Thirty-five states, as well as U.S. territories and tribal nations, signed onto the Agricultural Department program that would provide free or subsidized lunches to more than 20 million children in need of nutritional support. Twenty-two of them were led by Democratic governors and 13 by Republican governors.

The states that didn't sign on cited concerns about administrative costs; some had some weird ideological views or a lack of faith in the federal government.

This is happening in the face of a rapidly increasing poverty rate in this country that has begun to affect not just the poor but the middle class, with housing and rental costs rising while housing assistance falls.

All of this affects struggling families, and their children, especially immigrant kids, a rapidly growing cohort who don't deserve to go hungry.

It should also be noted that the WIC program, which helps women, infants, and children with supplemental nutrition, is at risk thanks to conservative members of Congress.

* * *

Vermont, which has a Republican governor, is one of the states that have declined to participate in the federal program. The state's Department for Children and Families told The New York Times that the requirements for the federal program were "very detailed and expensive," adding that it also wants to provide "this important summer nutrition benefit" next year, with the caveat that the state had the necessary funds to run the program and the technology to support it.
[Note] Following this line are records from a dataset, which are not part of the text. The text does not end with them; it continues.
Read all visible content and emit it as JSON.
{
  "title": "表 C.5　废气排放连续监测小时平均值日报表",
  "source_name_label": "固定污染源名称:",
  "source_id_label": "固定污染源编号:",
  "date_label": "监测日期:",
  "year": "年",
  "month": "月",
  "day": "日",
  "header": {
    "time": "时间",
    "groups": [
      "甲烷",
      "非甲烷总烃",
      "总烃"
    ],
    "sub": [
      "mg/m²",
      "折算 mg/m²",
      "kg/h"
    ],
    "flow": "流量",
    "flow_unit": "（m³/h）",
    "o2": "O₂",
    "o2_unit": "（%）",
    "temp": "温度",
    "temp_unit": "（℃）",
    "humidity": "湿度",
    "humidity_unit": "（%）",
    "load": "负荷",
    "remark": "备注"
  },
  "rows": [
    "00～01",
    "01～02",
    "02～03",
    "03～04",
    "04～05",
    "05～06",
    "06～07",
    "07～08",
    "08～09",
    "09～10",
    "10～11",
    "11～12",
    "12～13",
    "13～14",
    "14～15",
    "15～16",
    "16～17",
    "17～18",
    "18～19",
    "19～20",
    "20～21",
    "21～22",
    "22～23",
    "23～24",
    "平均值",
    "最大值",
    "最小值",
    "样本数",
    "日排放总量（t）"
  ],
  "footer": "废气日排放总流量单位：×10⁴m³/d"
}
If that's not talking out of both sides of the mouth, I don't know what is.

According to vermontpublic.org, Vermont decided not to take part in the food assistance benefits of a program this year that U.S. Department of Agriculture calls "a tested and effective strategy for ending summer hunger" because of administrative costs, even though the federal government would pay for 100% of the cost of supporting families in the state - over $3 million - that would be sent to Vermont families under the program.

But Miranda Gray, deputy commissioner of of the Child Development Division of the Department of Children and Families, was upset that the USDA would cover only 50% of administrative costs. She did not cite what those costs might entail or the amount that would be required this year for half of the administrative costs.
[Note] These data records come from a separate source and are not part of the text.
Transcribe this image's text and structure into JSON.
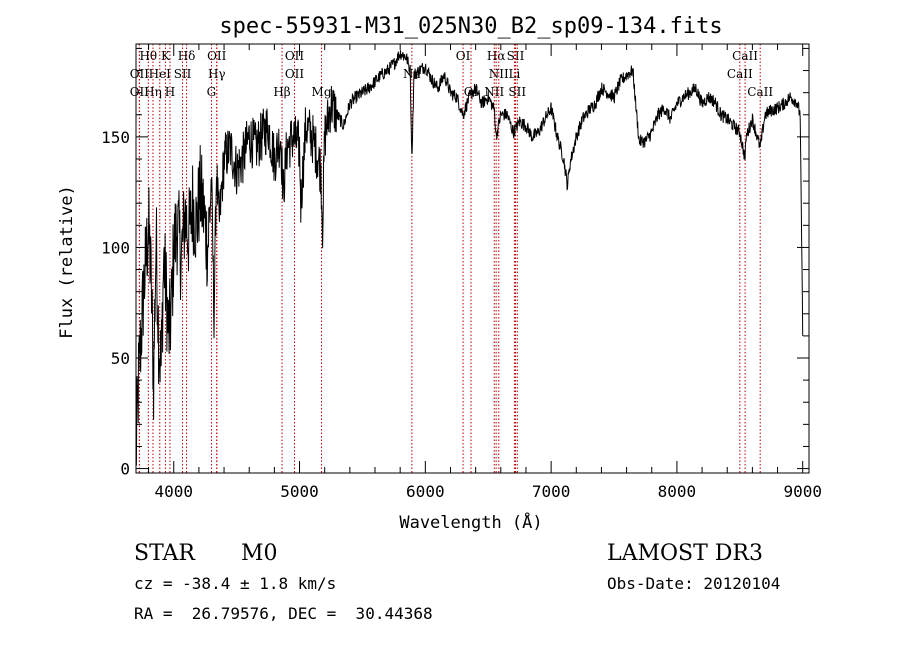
{
  "chart_data": {
    "type": "line",
    "title": "spec-55931-M31_025N30_B2_sp09-134.fits",
    "xlabel": "Wavelength (Å)",
    "ylabel": "Flux (relative)",
    "xlim": [
      3700,
      9050
    ],
    "ylim": [
      -2,
      192
    ],
    "x_ticks": [
      4000,
      5000,
      6000,
      7000,
      8000,
      9000
    ],
    "y_ticks": [
      0,
      50,
      100,
      150
    ],
    "grid": false,
    "series": [
      {
        "color": "#000000",
        "x": [
          3700,
          3720,
          3740,
          3760,
          3780,
          3800,
          3820,
          3840,
          3860,
          3880,
          3900,
          3920,
          3940,
          3960,
          3980,
          4000,
          4030,
          4060,
          4090,
          4120,
          4150,
          4180,
          4210,
          4240,
          4270,
          4300,
          4320,
          4340,
          4360,
          4400,
          4450,
          4500,
          4550,
          4600,
          4650,
          4700,
          4750,
          4800,
          4850,
          4870,
          4900,
          4950,
          5000,
          5010,
          5050,
          5100,
          5150,
          5170,
          5183,
          5200,
          5250,
          5300,
          5350,
          5400,
          5450,
          5500,
          5550,
          5600,
          5650,
          5700,
          5750,
          5800,
          5850,
          5880,
          5893,
          5910,
          5950,
          6000,
          6050,
          6100,
          6150,
          6200,
          6250,
          6300,
          6350,
          6400,
          6450,
          6500,
          6550,
          6563,
          6600,
          6650,
          6700,
          6750,
          6800,
          6850,
          6900,
          6950,
          7000,
          7050,
          7100,
          7130,
          7150,
          7200,
          7250,
          7300,
          7350,
          7400,
          7450,
          7500,
          7550,
          7600,
          7650,
          7680,
          7700,
          7750,
          7800,
          7850,
          7900,
          7950,
          8000,
          8050,
          8100,
          8150,
          8200,
          8250,
          8300,
          8350,
          8400,
          8450,
          8500,
          8542,
          8550,
          8600,
          8662,
          8700,
          8750,
          8800,
          8850,
          8900,
          8950,
          8980,
          9000
        ],
        "values": [
          5,
          40,
          60,
          80,
          95,
          110,
          85,
          40,
          105,
          60,
          45,
          95,
          80,
          60,
          70,
          100,
          110,
          95,
          115,
          105,
          120,
          110,
          125,
          115,
          100,
          130,
          70,
          135,
          110,
          140,
          145,
          135,
          140,
          150,
          145,
          150,
          155,
          140,
          150,
          125,
          145,
          150,
          145,
          120,
          155,
          150,
          140,
          135,
          110,
          150,
          165,
          160,
          155,
          165,
          168,
          170,
          172,
          175,
          178,
          180,
          183,
          188,
          186,
          180,
          140,
          178,
          180,
          182,
          176,
          172,
          178,
          170,
          168,
          160,
          168,
          172,
          165,
          168,
          162,
          150,
          160,
          160,
          152,
          157,
          155,
          150,
          152,
          158,
          163,
          150,
          140,
          128,
          138,
          150,
          158,
          162,
          165,
          172,
          170,
          168,
          175,
          178,
          180,
          160,
          148,
          148,
          152,
          160,
          163,
          158,
          165,
          168,
          170,
          172,
          165,
          168,
          166,
          160,
          158,
          155,
          152,
          140,
          150,
          158,
          145,
          160,
          162,
          163,
          165,
          168,
          166,
          160,
          60
        ]
      }
    ],
    "lines": [
      {
        "label": "Hθ",
        "x": 3798,
        "row": 0
      },
      {
        "label": "K",
        "x": 3934,
        "row": 0
      },
      {
        "label": "Hδ",
        "x": 4102,
        "row": 0
      },
      {
        "label": "OII",
        "x": 4342,
        "row": 0
      },
      {
        "label": "OII",
        "x": 4960,
        "row": 0
      },
      {
        "label": "OI",
        "x": 6300,
        "row": 0
      },
      {
        "label": "Hα",
        "x": 6563,
        "row": 0
      },
      {
        "label": "SII",
        "x": 6717,
        "row": 0
      },
      {
        "label": "CaII",
        "x": 8542,
        "row": 0
      },
      {
        "label": "OII",
        "x": 3727,
        "row": 1
      },
      {
        "label": "HeI",
        "x": 3889,
        "row": 1
      },
      {
        "label": "SII",
        "x": 4070,
        "row": 1
      },
      {
        "label": "Hγ",
        "x": 4342,
        "row": 1
      },
      {
        "label": "OII",
        "x": 4960,
        "row": 1
      },
      {
        "label": "Na",
        "x": 5893,
        "row": 1
      },
      {
        "label": "NII",
        "x": 6584,
        "row": 1
      },
      {
        "label": "Li",
        "x": 6708,
        "row": 1
      },
      {
        "label": "CaII",
        "x": 8500,
        "row": 1
      },
      {
        "label": "OII",
        "x": 3727,
        "row": 2
      },
      {
        "label": "Hη",
        "x": 3835,
        "row": 2
      },
      {
        "label": "H",
        "x": 3970,
        "row": 2
      },
      {
        "label": "G",
        "x": 4300,
        "row": 2
      },
      {
        "label": "Hβ",
        "x": 4861,
        "row": 2
      },
      {
        "label": "Mg",
        "x": 5175,
        "row": 2
      },
      {
        "label": "OI",
        "x": 6363,
        "row": 2
      },
      {
        "label": "NII",
        "x": 6548,
        "row": 2
      },
      {
        "label": "SII",
        "x": 6731,
        "row": 2
      },
      {
        "label": "CaII",
        "x": 8662,
        "row": 2
      }
    ]
  },
  "info": {
    "class": "STAR",
    "subclass": "M0",
    "survey": "LAMOST DR3",
    "cz": "cz = -38.4 ± 1.8 km/s",
    "obs_date": "Obs-Date: 20120104",
    "coords": "RA =  26.79576, DEC =  30.44368"
  }
}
Again, we heard political speak: "Vermont is very committed to doing this ... thoughtfully and correctly," referring to an inadequate IT system and "budgetary pressure."

* * *

Needless to say, numerous advocates for children and nutrition assistance programs are up in arms, although the organization Hunger Free Vermont backed the state's decision not to participate in the program this summer, underscoring the poor technical infrastructure, and applauding employees who performed "heroically" during pandemic-era food assistance programs.

Hunger Free Vermont's executive director, Anore Horton, declined to answer a few questions I sent her after she did not respond to a requested interview.

So, yeah - in hard times people with a conscience work hard. But where are the state's priorities?

Have the governors who declined to participate in this federal program never looked in the eyes of hungry kids, anywhere? Have they ever been hungry themselves, even for a short time? As a New York Times columnist noted in a recent op-ed, "The cruelty of it is almost incomprehensible."

According to charitable food organizations there has been a dramatic increase in demand for nutrition and food programs across the country. Many of the states that opted out of this summer program have extremely high poverty rates and have also refused to extend Medicaid for the poor, further challenging the health status of children.

* * *

Here's the fundamental question: Do we really care fervently about fetuses, but not living, breathing, hungry, and possibly sick children? Where is America's conscience? Can a policy decision that reduces child hunger be that hard?

Has complacency overtaken compassion in this country rich in resources? (Building fewer weapons of war to send abroad could go a long way toward solving this particular problem.)

Do affluent politicians and policymakers find it that easy to look away from other people's pain? Americans once worked hard to help win a war; can't we do so again to win the war on poverty and hunger?

Where is the will of the nation to commit to the human rights of real children?

Just think about that when you put your own kids to bed with a full tummy night after night.

This Voices column was submitted to The Commons.